What role can information technology (IT) play in creating land and title records and thus enable legal reforms? Not much.
While digital mapping and global positioning systems facilitate accurate, centralised collection, safe storage and easy transmission of records, IT is neither necessary nor sufficient for the task. "Property is not a physical thing that can be photographed or mapped... but the legal expression of an economically meaningful consensus about assets (p. 140)." Registry offices in Japan have recorded land holdings based on 300-year-old maps.
Yes, K is W. That slogan of some knowledge management guru is correct. But knowledge by itself is not wealth. Rather, as Mr de Soto convincingly argues, title is wealth. He follows that up by outlining a practical strategy and a list of procedures for (en)titling property owners in the unorganised sector. In modern parlance, he is not a mere change-agent, but a champion of change!
Implementing legal-economic reform along the lines suggested by Mr de Soto may be easier said than done.
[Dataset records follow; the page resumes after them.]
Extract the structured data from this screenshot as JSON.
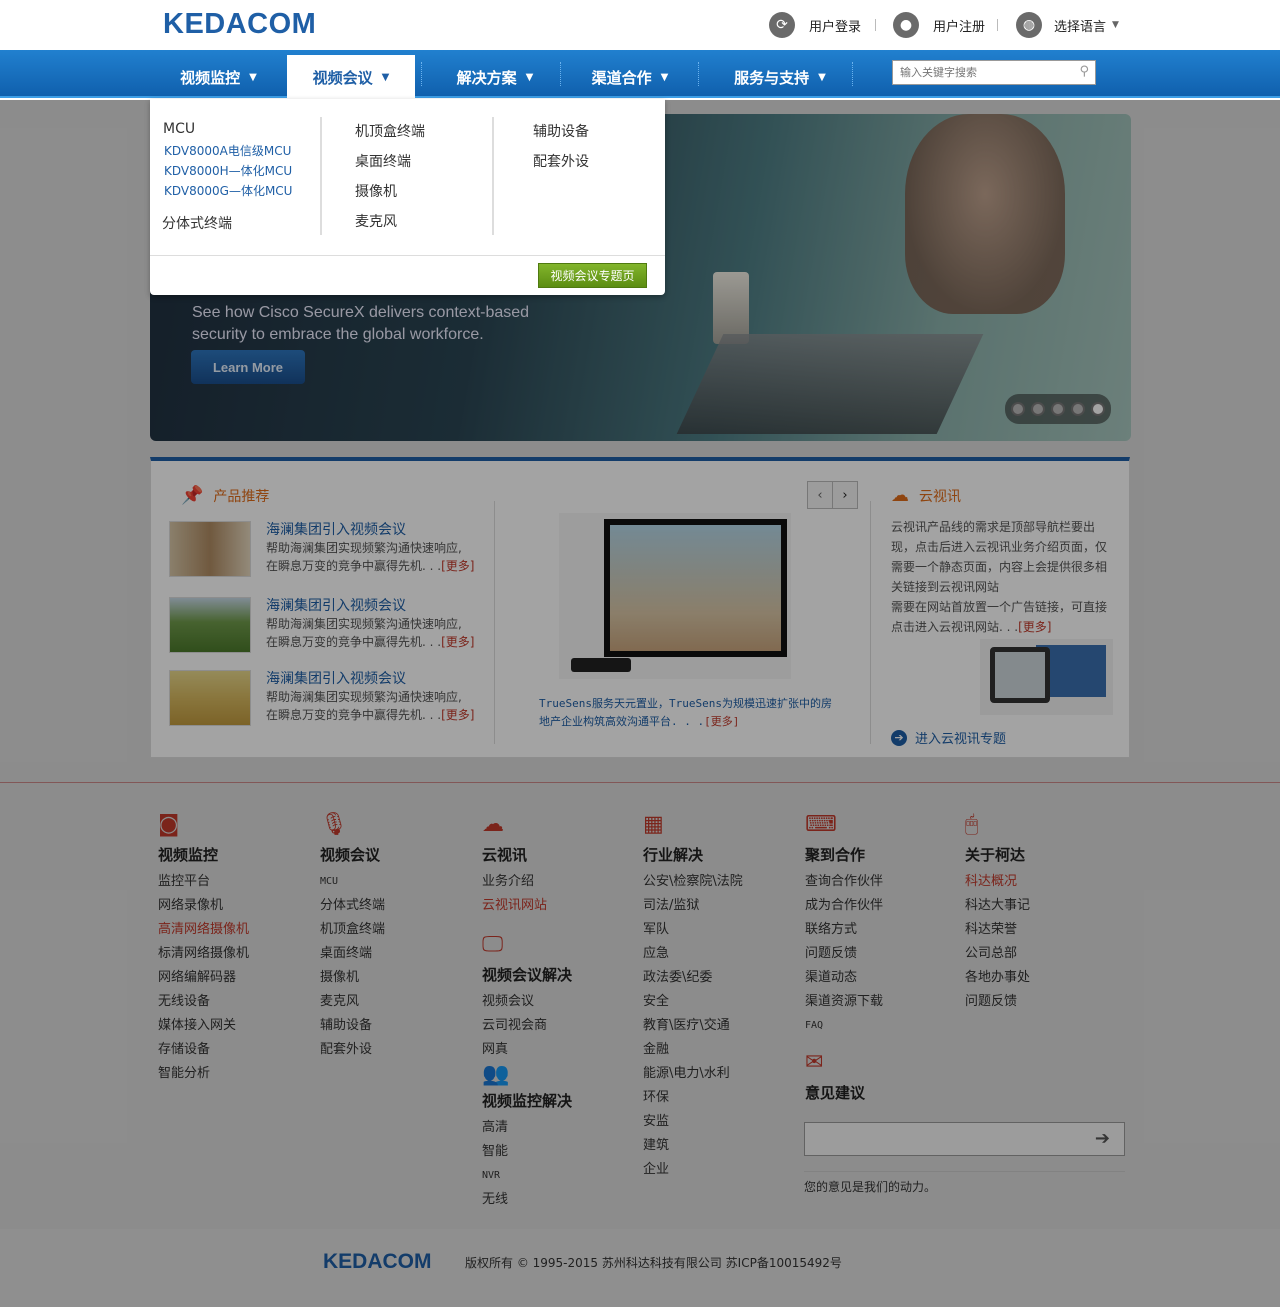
{
  "header": {
    "logo": "KEDACOM",
    "login": "用户登录",
    "register": "用户注册",
    "language": "选择语言"
  },
  "nav": {
    "items": [
      {
        "label": "视频监控"
      },
      {
        "label": "视频会议"
      },
      {
        "label": "解决方案"
      },
      {
        "label": "渠道合作"
      },
      {
        "label": "服务与支持"
      }
    ],
    "active_index": 1,
    "search_placeholder": "输入关键字搜索"
  },
  "dropdown": {
    "col1_heading": "MCU",
    "col1_links": [
      "KDV8000A电信级MCU",
      "KDV8000H—体化MCU",
      "KDV8000G—体化MCU"
    ],
    "col1_item2": "分体式终端",
    "col2_items": [
      "机顶盒终端",
      "桌面终端",
      "摄像机",
      "麦克风"
    ],
    "col3_items": [
      "辅助设备",
      "配套外设"
    ],
    "feature_button": "视频会议专题页"
  },
  "hero": {
    "line1": "See how Cisco SecureX delivers context-based",
    "line2": "security to embrace the global workforce.",
    "button": "Learn More",
    "slide_count": 5,
    "active_slide": 5
  },
  "products": {
    "heading": "产品推荐",
    "items": [
      {
        "title": "海澜集团引入视频会议",
        "desc1": "帮助海澜集团实现频繁沟通快速响应,",
        "desc2": "在瞬息万变的竞争中赢得先机. . .",
        "more": "[更多]"
      },
      {
        "title": "海澜集团引入视频会议",
        "desc1": "帮助海澜集团实现频繁沟通快速响应,",
        "desc2": "在瞬息万变的竞争中赢得先机. . .",
        "more": "[更多]"
      },
      {
        "title": "海澜集团引入视频会议",
        "desc1": "帮助海澜集团实现频繁沟通快速响应,",
        "desc2": "在瞬息万变的竞争中赢得先机. . .",
        "more": "[更多]"
      }
    ],
    "feature_caption1": "TrueSens服务天元置业，TrueSens为规模迅速扩张中的房",
    "feature_caption2": "地产企业构筑高效沟通平台. . .",
    "feature_more": "[更多]"
  },
  "cloud": {
    "heading": "云视讯",
    "desc": "云视讯产品线的需求是顶部导航栏要出现，点击后进入云视讯业务介绍页面，仅需要一个静态页面，内容上会提供很多相关链接到云视讯网站",
    "desc2": "需要在网站首放置一个广告链接，可直接点击进入云视讯网站. . .",
    "more": "[更多]",
    "enter": "进入云视讯专题"
  },
  "footer": {
    "columns": [
      {
        "icon": "cctv-camera-icon",
        "heading": "视频监控",
        "links": [
          "监控平台",
          "网络录像机",
          "高清网络摄像机",
          "标清网络摄像机",
          "网络编解码器",
          "无线设备",
          "媒体接入网关",
          "存储设备",
          "智能分析"
        ],
        "highlight": 2
      },
      {
        "icon": "microphone-icon",
        "heading": "视频会议",
        "links": [
          "MCU",
          "分体式终端",
          "机顶盒终端",
          "桌面终端",
          "摄像机",
          "麦克风",
          "辅助设备",
          "配套外设"
        ],
        "highlight": -1
      },
      {
        "icon": "cloud-icon",
        "heading": "云视讯",
        "links": [
          "业务介绍",
          "云视讯网站"
        ],
        "highlight": 1
      },
      {
        "icon": "grid-icon",
        "heading": "行业解决",
        "links": [
          "公安\\检察院\\法院",
          "司法/监狱",
          "军队",
          "应急",
          "政法委\\纪委",
          "安全",
          "教育\\医疗\\交通",
          "金融",
          "能源\\电力\\水利",
          "环保",
          "安监",
          "建筑",
          "企业"
        ],
        "highlight": -1
      },
      {
        "icon": "keyboard-icon",
        "heading": "聚到合作",
        "links": [
          "查询合作伙伴",
          "成为合作伙伴",
          "联络方式",
          "问题反馈",
          "渠道动态",
          "渠道资源下载",
          "FAQ"
        ],
        "highlight": -1
      },
      {
        "icon": "mouse-icon",
        "heading": "关于柯达",
        "links": [
          "科达概况",
          "科达大事记",
          "科达荣誉",
          "公司总部",
          "各地办事处",
          "问题反馈"
        ],
        "highlight": 0
      }
    ],
    "vc_solutions": {
      "icon": "monitor-icon",
      "heading": "视频会议解决",
      "links": [
        "视频会议",
        "云司视会商",
        "网真"
      ]
    },
    "mon_solutions": {
      "icon": "people-icon",
      "heading": "视频监控解决",
      "links": [
        "高清",
        "智能",
        "NVR",
        "无线"
      ]
    },
    "feedback": {
      "icon": "mail-icon",
      "heading": "意见建议",
      "note": "您的意见是我们的动力。"
    },
    "logo": "KEDACOM",
    "copyright": "版权所有 © 1995-2015 苏州科达科技有限公司 苏ICP备10015492号"
  },
  "colors": {
    "brand_blue": "#1f5fa6",
    "accent_orange": "#e06c1a",
    "accent_red": "#c0392b",
    "button_green": "#6f9f1e"
  }
}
Creating property rights is not enough; preserving and enforcing them is a perennial problem, as those with titles to land and real estate are clearly aware of. The process of creating and formalising titles, like many other government welfare schemes, can and does get subverted by the powerful and well-connected for their benefit.
Lastly, Mr de Soto's pro-squatter bias could backfire in situations of conflict between squatters and bona fide land owners. Indiscriminately entitling squatters can weaken the basic incentives needed for capitalism to function. What worked in the vast, sparsely populated US may not succeed in crowded poor countries, with many claims to property.
These qualifications notwithstanding, Mr de Soto has made one of the most original contributions since Adam Smith to understanding what determines the wealth of nations. Two renowned politicians, Mr Bill Clinton and Mrs Margaret Thatcher, despite their sharp political differences, have endorsed his views.
Mrs Thatcher, in a jacket blurb, says that this book should be compulsory reading for all in charge of the wealth of nations. Mr Yashwant Sinha should take note of Mr de Soto's central point: As in other poor countries, there is ample unutilised capital in India.
Therefore, tax sops on savings are not needed to foster capital accumulation and growth.